When young children show a large amount of skill or potential talent for a specific sport, they are often pushed to exclusively pursue that sport by family or coaches. It can be tempting for parents to throw all of their energy into helping their child become “the best they can be.” However, while more practice will help anyone become more proficient in any learned skill, research has shown that expertise in sport can still be gained even without early specialization or an exclusive focus on one sport (Baker, Cote, & Abernathy, 2003). In addition to not being necessary, specialization of sport has been shown to be detrimental and negatively impact children.

Along with the physical risks of overtraining and injury, there are also psychological strains that result from specialization. Youth athletes that are pushed to focus intensely on one sport can suffer from withdrawal and burnout (Coakley, 2009; Gould, 2010). Burnout is characterized by physical, mental, or emotional exhaustion and a loss of fun, meaning, or desire to participate in the sport. Athletes that specialize tend to practice or compete year-round. Brenner (2007) suggests that youth athletes should have an off-season; recommending that a two to three month break can help with injury recovery and prevent burnout.

Youth athletes that specialize are also affected by high levels of stress that comes from the extraordinary expectations from those “supporting” them (Wiersma, 2000). When a child becomes so enmeshed with a sport, their entire social support network will become very dense. A dense support network is one in which most individuals in them have the same goals or views. This means that the support network that the child will rely on may intentionally or unintentionally influence the child to continue in the sport despite his or her wishes. This may make it increasingly difficult for children to walk away from a sport if they feel they will let others down. A lack of perceived autonomy is inevitable if children feel they are not empowered to make their own choices and their lives are dictated by others.
Interestingly, this early decision to specialize may continue to impact their lives as the youth athletes age. Rusle and Limle (2013) found that those that specialized as youth athletes were less likely to participate in sport as young adults. A proposed explanation for this finding is that the perceived lack of autonomy and burnout linked with specialization may lead to a resentment of sport and therefore a lowered rate of sport participation later in life.

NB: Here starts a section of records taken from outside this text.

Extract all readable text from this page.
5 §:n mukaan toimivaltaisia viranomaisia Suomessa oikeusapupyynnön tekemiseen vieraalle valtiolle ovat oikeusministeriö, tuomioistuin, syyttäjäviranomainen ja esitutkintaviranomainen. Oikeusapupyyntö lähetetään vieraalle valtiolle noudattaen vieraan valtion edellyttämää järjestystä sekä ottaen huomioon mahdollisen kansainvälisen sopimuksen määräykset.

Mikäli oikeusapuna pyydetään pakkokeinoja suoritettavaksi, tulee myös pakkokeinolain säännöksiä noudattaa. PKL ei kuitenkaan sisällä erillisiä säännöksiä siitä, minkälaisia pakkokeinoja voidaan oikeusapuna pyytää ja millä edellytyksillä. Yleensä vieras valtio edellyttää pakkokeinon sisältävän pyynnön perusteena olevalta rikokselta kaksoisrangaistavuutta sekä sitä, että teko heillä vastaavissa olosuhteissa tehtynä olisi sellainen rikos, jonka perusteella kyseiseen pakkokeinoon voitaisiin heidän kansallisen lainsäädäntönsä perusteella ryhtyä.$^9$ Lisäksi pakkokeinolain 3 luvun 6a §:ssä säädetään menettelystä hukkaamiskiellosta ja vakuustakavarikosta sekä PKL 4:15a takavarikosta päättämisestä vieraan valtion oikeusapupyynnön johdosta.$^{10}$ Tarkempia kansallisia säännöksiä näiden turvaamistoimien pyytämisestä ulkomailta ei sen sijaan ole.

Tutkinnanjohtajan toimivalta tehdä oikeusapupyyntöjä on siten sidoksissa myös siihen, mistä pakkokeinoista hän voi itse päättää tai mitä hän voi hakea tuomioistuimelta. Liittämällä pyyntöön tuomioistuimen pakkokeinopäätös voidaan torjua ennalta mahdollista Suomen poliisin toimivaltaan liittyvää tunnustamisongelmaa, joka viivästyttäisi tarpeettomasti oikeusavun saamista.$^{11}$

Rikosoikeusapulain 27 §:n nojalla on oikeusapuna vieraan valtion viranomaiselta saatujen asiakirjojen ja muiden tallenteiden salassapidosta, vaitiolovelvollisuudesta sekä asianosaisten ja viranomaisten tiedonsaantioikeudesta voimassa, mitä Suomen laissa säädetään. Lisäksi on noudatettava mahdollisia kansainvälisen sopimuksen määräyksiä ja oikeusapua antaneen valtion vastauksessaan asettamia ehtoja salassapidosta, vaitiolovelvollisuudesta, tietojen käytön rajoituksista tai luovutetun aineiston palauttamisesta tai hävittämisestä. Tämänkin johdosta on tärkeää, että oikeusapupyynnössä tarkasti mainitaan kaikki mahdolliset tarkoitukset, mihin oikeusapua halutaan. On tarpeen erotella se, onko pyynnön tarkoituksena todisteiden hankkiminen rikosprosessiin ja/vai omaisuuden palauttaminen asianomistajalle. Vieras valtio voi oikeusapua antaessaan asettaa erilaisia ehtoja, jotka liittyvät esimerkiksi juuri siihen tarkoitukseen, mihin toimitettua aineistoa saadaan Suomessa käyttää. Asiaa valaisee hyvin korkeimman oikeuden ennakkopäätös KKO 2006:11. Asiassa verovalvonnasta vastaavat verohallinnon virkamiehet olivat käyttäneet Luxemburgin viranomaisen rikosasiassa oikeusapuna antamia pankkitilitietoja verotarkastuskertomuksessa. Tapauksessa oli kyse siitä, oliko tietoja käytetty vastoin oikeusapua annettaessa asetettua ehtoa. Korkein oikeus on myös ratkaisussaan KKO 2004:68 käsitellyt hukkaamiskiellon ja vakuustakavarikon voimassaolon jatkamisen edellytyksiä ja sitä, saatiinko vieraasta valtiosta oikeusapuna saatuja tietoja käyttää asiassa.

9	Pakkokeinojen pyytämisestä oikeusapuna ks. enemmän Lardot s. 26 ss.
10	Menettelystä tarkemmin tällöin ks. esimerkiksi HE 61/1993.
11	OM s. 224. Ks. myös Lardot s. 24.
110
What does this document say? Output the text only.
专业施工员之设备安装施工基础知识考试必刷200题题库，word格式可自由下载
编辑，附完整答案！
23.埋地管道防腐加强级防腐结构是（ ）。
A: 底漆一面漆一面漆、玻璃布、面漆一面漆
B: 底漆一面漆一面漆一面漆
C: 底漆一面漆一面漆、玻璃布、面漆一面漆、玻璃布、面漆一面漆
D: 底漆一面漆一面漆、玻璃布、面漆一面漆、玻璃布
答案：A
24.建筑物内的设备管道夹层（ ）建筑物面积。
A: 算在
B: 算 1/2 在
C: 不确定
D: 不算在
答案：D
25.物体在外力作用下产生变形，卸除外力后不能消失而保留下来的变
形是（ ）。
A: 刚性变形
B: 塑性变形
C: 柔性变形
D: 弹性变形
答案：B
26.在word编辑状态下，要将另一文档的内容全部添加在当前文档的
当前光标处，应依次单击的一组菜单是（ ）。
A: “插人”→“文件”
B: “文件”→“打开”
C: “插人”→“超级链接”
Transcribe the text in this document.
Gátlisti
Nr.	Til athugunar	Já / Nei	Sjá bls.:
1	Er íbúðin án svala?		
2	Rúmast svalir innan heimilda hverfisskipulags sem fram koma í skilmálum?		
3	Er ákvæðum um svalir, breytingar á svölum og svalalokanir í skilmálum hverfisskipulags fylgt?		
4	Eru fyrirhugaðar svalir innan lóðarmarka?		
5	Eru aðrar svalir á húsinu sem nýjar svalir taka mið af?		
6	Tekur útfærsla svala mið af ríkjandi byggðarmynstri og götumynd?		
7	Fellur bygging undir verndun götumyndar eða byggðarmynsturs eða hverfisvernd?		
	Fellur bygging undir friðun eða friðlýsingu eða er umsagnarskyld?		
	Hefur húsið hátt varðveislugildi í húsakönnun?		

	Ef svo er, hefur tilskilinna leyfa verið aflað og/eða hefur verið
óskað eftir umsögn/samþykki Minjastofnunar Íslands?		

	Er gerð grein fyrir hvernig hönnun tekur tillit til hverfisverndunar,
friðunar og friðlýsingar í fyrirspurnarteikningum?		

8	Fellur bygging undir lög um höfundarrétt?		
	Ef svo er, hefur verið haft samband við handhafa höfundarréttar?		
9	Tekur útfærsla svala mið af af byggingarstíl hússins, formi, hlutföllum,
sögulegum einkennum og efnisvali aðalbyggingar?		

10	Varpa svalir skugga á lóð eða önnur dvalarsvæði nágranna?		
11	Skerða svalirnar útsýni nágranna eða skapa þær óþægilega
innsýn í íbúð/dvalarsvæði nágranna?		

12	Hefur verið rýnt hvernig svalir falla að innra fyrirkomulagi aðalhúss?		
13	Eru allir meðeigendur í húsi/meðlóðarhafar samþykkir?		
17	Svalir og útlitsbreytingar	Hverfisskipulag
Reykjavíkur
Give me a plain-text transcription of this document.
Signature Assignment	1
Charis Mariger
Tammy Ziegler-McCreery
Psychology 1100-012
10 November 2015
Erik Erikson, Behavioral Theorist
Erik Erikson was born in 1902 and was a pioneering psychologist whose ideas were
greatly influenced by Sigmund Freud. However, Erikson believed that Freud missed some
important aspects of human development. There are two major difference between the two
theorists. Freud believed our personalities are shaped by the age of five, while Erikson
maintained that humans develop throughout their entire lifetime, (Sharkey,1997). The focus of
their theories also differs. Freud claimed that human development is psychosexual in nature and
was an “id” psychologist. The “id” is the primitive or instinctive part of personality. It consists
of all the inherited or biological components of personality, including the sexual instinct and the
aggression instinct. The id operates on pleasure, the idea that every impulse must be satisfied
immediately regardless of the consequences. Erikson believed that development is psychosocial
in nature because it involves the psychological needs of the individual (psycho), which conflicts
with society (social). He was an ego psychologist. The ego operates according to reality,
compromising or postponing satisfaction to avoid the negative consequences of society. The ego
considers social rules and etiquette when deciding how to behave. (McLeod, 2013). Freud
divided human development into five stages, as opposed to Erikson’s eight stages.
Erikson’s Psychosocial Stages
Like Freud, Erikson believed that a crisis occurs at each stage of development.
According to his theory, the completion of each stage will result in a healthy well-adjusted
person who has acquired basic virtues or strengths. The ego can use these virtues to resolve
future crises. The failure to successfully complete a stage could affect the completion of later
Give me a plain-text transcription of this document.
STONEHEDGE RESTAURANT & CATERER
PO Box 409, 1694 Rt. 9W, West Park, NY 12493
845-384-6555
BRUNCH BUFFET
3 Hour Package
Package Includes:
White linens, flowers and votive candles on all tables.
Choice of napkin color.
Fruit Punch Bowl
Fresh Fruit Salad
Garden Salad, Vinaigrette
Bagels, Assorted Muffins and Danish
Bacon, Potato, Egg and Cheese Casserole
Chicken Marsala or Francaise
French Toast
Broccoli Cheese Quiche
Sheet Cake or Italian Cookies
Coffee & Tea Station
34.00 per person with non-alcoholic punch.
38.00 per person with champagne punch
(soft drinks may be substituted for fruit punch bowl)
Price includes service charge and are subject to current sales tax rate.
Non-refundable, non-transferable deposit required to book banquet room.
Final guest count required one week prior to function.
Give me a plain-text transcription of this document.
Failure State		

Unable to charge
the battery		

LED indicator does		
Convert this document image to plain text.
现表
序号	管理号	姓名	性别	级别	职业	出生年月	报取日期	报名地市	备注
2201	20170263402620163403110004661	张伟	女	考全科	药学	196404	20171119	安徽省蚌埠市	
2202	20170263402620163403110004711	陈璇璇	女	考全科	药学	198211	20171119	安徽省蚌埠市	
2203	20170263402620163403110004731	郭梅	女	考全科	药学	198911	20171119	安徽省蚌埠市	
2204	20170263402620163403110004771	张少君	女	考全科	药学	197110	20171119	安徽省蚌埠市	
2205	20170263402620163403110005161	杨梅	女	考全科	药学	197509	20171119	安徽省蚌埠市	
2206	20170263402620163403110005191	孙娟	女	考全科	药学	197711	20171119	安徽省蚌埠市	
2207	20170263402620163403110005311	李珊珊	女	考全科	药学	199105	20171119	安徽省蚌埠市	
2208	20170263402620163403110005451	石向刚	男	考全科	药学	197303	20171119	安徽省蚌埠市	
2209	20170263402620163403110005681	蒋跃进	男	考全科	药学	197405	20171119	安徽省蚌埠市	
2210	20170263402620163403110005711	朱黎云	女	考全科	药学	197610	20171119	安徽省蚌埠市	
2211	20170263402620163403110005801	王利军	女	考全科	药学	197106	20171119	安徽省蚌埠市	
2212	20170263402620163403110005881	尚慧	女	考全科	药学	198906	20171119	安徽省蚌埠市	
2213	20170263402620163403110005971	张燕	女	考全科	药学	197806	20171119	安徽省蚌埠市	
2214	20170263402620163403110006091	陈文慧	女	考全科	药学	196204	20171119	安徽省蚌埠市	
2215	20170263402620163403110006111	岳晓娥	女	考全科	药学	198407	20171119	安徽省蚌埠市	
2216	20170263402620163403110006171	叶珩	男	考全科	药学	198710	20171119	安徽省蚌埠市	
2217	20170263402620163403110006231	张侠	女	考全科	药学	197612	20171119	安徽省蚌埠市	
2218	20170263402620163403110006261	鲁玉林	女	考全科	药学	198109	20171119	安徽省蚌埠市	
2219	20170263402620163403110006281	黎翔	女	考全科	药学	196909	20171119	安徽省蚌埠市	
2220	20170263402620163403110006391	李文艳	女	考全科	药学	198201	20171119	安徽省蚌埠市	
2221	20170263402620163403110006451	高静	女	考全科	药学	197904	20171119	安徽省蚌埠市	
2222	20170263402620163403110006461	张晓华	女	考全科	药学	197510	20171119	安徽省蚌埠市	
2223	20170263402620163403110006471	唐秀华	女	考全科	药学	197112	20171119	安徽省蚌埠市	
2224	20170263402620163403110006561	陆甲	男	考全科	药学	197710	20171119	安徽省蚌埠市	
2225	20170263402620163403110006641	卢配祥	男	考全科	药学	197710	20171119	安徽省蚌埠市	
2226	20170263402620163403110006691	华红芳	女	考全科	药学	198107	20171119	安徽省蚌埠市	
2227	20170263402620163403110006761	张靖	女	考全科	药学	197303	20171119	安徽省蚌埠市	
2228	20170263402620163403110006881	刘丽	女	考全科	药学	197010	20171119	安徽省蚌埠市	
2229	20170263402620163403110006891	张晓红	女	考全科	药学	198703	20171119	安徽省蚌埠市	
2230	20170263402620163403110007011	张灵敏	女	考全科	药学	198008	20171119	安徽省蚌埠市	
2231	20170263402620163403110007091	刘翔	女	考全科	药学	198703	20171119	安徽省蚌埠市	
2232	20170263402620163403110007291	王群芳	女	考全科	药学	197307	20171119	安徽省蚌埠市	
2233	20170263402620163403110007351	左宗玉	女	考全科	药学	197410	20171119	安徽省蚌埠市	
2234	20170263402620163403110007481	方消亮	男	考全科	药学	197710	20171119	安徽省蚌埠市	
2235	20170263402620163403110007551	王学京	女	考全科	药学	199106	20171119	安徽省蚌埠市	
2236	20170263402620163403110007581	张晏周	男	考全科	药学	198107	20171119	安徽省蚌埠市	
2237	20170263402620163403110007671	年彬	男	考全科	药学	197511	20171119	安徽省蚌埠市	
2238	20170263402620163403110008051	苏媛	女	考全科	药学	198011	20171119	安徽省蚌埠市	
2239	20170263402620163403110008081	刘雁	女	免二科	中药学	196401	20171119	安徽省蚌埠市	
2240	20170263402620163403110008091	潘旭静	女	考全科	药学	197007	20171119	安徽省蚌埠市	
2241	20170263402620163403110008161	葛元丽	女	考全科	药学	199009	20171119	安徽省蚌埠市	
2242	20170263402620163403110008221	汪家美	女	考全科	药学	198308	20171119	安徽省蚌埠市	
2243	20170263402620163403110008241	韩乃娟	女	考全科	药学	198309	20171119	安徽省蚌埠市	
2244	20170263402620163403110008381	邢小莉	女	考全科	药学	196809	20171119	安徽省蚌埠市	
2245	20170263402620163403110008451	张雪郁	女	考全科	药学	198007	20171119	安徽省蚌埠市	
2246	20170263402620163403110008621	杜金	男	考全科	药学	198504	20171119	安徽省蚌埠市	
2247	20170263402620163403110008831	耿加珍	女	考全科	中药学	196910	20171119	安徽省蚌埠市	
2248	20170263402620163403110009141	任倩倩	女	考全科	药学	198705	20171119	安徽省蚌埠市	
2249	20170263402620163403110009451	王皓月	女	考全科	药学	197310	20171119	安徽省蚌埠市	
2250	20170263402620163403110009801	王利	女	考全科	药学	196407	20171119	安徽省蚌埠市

It is important for coaches and parents to be aware of this area of research. The recommendations that come from this body of research are for an off-season each year and sampling (where youth participate in multiple sports) instead of intense, focused specialization of a singular sport. It is also crucial to create an atmosphere where youth athletes feel comfortable to have a voice in their sport participation so that they enjoy their engagement in sport and physical activity and continue to view it positively throughout their lives.